Every moment I spent waiting for the play to begin I prayed for two people: my grandmother, who's always with me on stage in the form of an earring, a necklace, or in this case, a snake brooch she had; and Patti LuPone, whom I thanked thoroughly for being my inspiration and my strength during these hard months. Without her, I don't know if I would be able to even get this character out of the script and into real life. I owe Leokadja Begbick to her, and in a way, I guess she would be proud of me.
I keep saying that I don't want to act anymore, and well, I guess I'm constantly lying to myself, because when I step in the stage that's when my soul is in peace. Those floorboards are my solace, as hard as they can be. That sacred place is my home. How could I ever deny my home?

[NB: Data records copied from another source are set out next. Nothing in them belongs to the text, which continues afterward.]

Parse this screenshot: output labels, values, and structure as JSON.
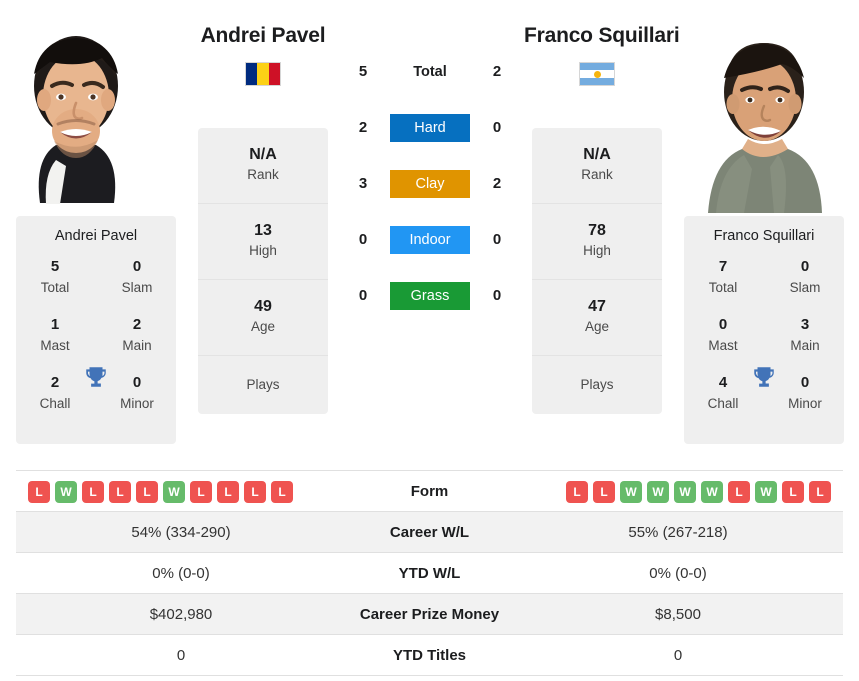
{
  "players": {
    "left": {
      "name": "Andrei Pavel",
      "flag": "romania-flag-icon",
      "photo": "player-photo",
      "rank": "N/A",
      "rank_label": "Rank",
      "high": "13",
      "high_label": "High",
      "age": "49",
      "age_label": "Age",
      "plays_label": "Plays",
      "plays_value": "",
      "titles": {
        "card_name": "Andrei Pavel",
        "total": "5",
        "total_label": "Total",
        "slam": "0",
        "slam_label": "Slam",
        "mast": "1",
        "mast_label": "Mast",
        "main": "2",
        "main_label": "Main",
        "chall": "2",
        "chall_label": "Chall",
        "minor": "0",
        "minor_label": "Minor"
      },
      "form": [
        "L",
        "W",
        "L",
        "L",
        "L",
        "W",
        "L",
        "L",
        "L",
        "L"
      ],
      "career_wl": "54% (334-290)",
      "ytd_wl": "0% (0-0)",
      "prize_money": "$402,980",
      "ytd_titles": "0"
    },
    "right": {
      "name": "Franco Squillari",
      "flag": "argentina-flag-icon",
      "photo": "player-photo",
      "rank": "N/A",
      "rank_label": "Rank",
      "high": "78",
      "high_label": "High",
      "age": "47",
      "age_label": "Age",
      "plays_label": "Plays",
      "plays_value": "",
      "titles": {
        "card_name": "Franco Squillari",
        "total": "7",
        "total_label": "Total",
        "slam": "0",
        "slam_label": "Slam",
        "mast": "0",
        "mast_label": "Mast",
        "main": "3",
        "main_label": "Main",
        "chall": "4",
        "chall_label": "Chall",
        "minor": "0",
        "minor_label": "Minor"
      },
      "form": [
        "L",
        "L",
        "W",
        "W",
        "W",
        "W",
        "L",
        "W",
        "L",
        "L"
      ],
      "career_wl": "55% (267-218)",
      "ytd_wl": "0% (0-0)",
      "prize_money": "$8,500",
      "ytd_titles": "0"
    }
  },
  "surfaces": [
    {
      "label": "Total",
      "left": "5",
      "right": "2",
      "style": "plain",
      "color": ""
    },
    {
      "label": "Hard",
      "left": "2",
      "right": "0",
      "style": "badge",
      "color": "#0670c0"
    },
    {
      "label": "Clay",
      "left": "3",
      "right": "2",
      "style": "badge",
      "color": "#e09400"
    },
    {
      "label": "Indoor",
      "left": "0",
      "right": "0",
      "style": "badge",
      "color": "#2196f3"
    },
    {
      "label": "Grass",
      "left": "0",
      "right": "0",
      "style": "badge",
      "color": "#199a35"
    }
  ],
  "stats_rows": [
    {
      "label": "Form",
      "left": "",
      "right": "",
      "type": "form"
    },
    {
      "label": "Career W/L",
      "left": "54% (334-290)",
      "right": "55% (267-218)",
      "type": "text"
    },
    {
      "label": "YTD W/L",
      "left": "0% (0-0)",
      "right": "0% (0-0)",
      "type": "text"
    },
    {
      "label": "Career Prize Money",
      "left": "$402,980",
      "right": "$8,500",
      "type": "text"
    },
    {
      "label": "YTD Titles",
      "left": "0",
      "right": "0",
      "type": "text"
    }
  ],
  "colors": {
    "hard": "#0670c0",
    "clay": "#e09400",
    "indoor": "#2196f3",
    "grass": "#199a35",
    "win": "#66bb6a",
    "loss": "#ef5350",
    "trophy": "#4273b8",
    "panel": "#efefef",
    "row_alt": "#f2f2f2"
  },
  "icons": {
    "trophy": "trophy-icon",
    "flag_left": "romania-flag-icon",
    "flag_right": "argentina-flag-icon"
  }
}
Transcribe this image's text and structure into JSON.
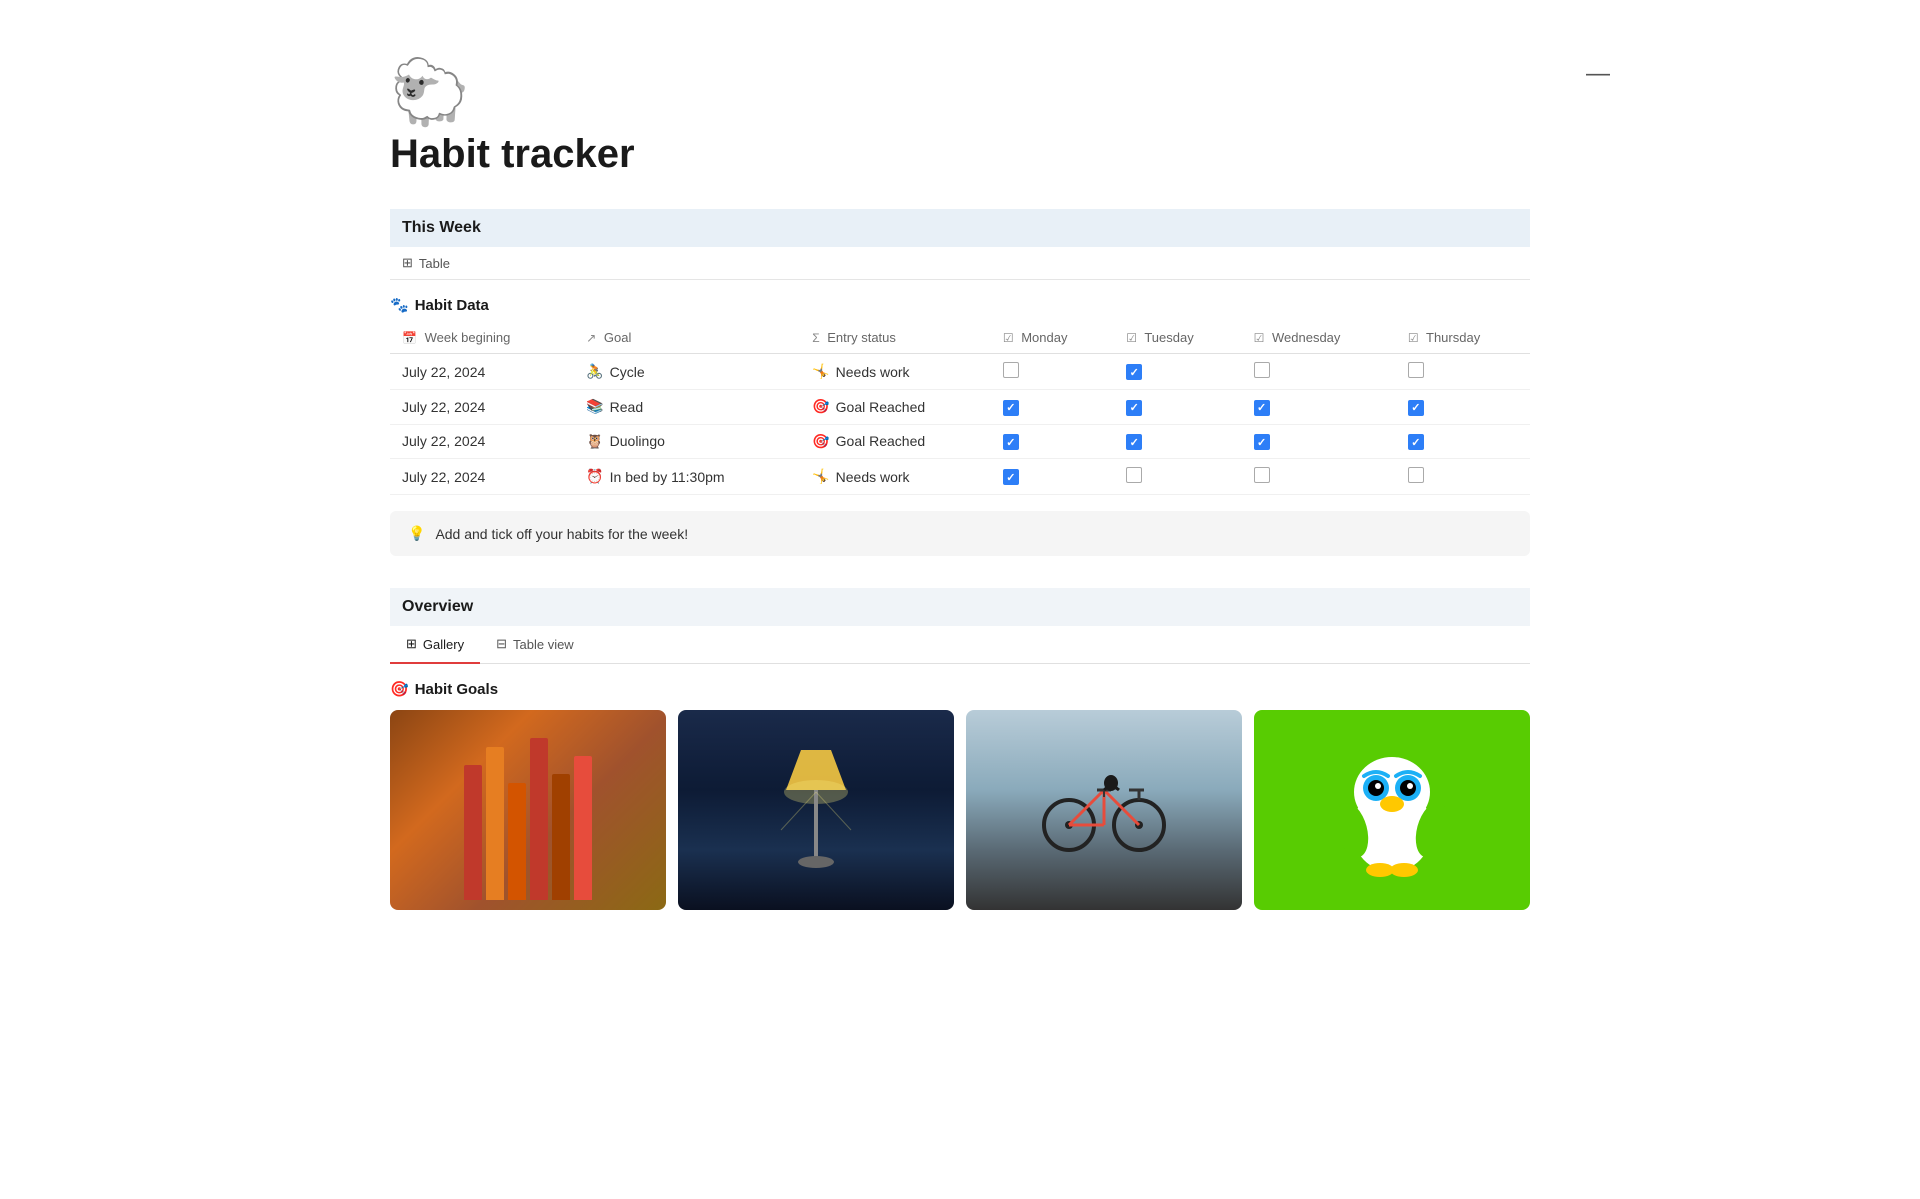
{
  "page": {
    "icon": "🐑",
    "title": "Habit tracker",
    "minimize_label": "—"
  },
  "this_week": {
    "section_title": "This Week",
    "view_icon": "⊞",
    "view_label": "Table"
  },
  "habit_data": {
    "header_icon": "🐾",
    "header_label": "Habit Data",
    "columns": [
      {
        "icon": "📅",
        "icon_type": "calendar",
        "label": "Week begining"
      },
      {
        "icon": "↗",
        "icon_type": "arrow",
        "label": "Goal"
      },
      {
        "icon": "Σ",
        "icon_type": "sigma",
        "label": "Entry status"
      },
      {
        "icon": "☑",
        "icon_type": "check",
        "label": "Monday"
      },
      {
        "icon": "☑",
        "icon_type": "check",
        "label": "Tuesday"
      },
      {
        "icon": "☑",
        "icon_type": "check",
        "label": "Wednesday"
      },
      {
        "icon": "☑",
        "icon_type": "check",
        "label": "Thursday"
      }
    ],
    "rows": [
      {
        "date": "July 22, 2024",
        "goal_icon": "🚴",
        "goal": "Cycle",
        "status_icon": "🤸",
        "status": "Needs work",
        "monday": false,
        "tuesday": true,
        "wednesday": false,
        "thursday": false
      },
      {
        "date": "July 22, 2024",
        "goal_icon": "📚",
        "goal": "Read",
        "status_icon": "🎯",
        "status": "Goal Reached",
        "monday": true,
        "tuesday": true,
        "wednesday": true,
        "thursday": true
      },
      {
        "date": "July 22, 2024",
        "goal_icon": "🦉",
        "goal": "Duolingo",
        "status_icon": "🎯",
        "status": "Goal Reached",
        "monday": true,
        "tuesday": true,
        "wednesday": true,
        "thursday": true
      },
      {
        "date": "July 22, 2024",
        "goal_icon": "⏰",
        "goal": "In bed by 11:30pm",
        "status_icon": "🤸",
        "status": "Needs work",
        "monday": true,
        "tuesday": false,
        "wednesday": false,
        "thursday": false
      }
    ]
  },
  "callout": {
    "icon": "💡",
    "text": "Add and tick off your habits for the week!"
  },
  "overview": {
    "section_title": "Overview",
    "tabs": [
      {
        "icon": "⊞",
        "label": "Gallery",
        "active": true
      },
      {
        "icon": "⊟",
        "label": "Table view",
        "active": false
      }
    ],
    "habit_goals_icon": "🎯",
    "habit_goals_label": "Habit Goals",
    "cards": [
      {
        "type": "books",
        "color": "#8B4513"
      },
      {
        "type": "lamp",
        "color": "#1a2a4a"
      },
      {
        "type": "bike",
        "color": "#607080"
      },
      {
        "type": "duolingo",
        "color": "#58cc02"
      }
    ]
  }
}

Thank you, Leokadja Begbick for filling me with the power to get through it all.
Thank you grandma, for giving me luck and always be with me when I'm on the stage... I just wish you could be here with me.
Thank you Patti LuPone, for being my inspiration and my guidance to mold this character the right way; without you, my will to be part of this play would never exist.
Thank you Brecht, for being the badass writer and poet who wrote this amazing piece of work. You had no idea, but Mahagonny is the perfect portrait of my country's situation right now. The city you created is the city I'm living in today.
And lastly, thank you Dionysus, for allowing me to step into your sacred temple, thank you for sheltering my soul.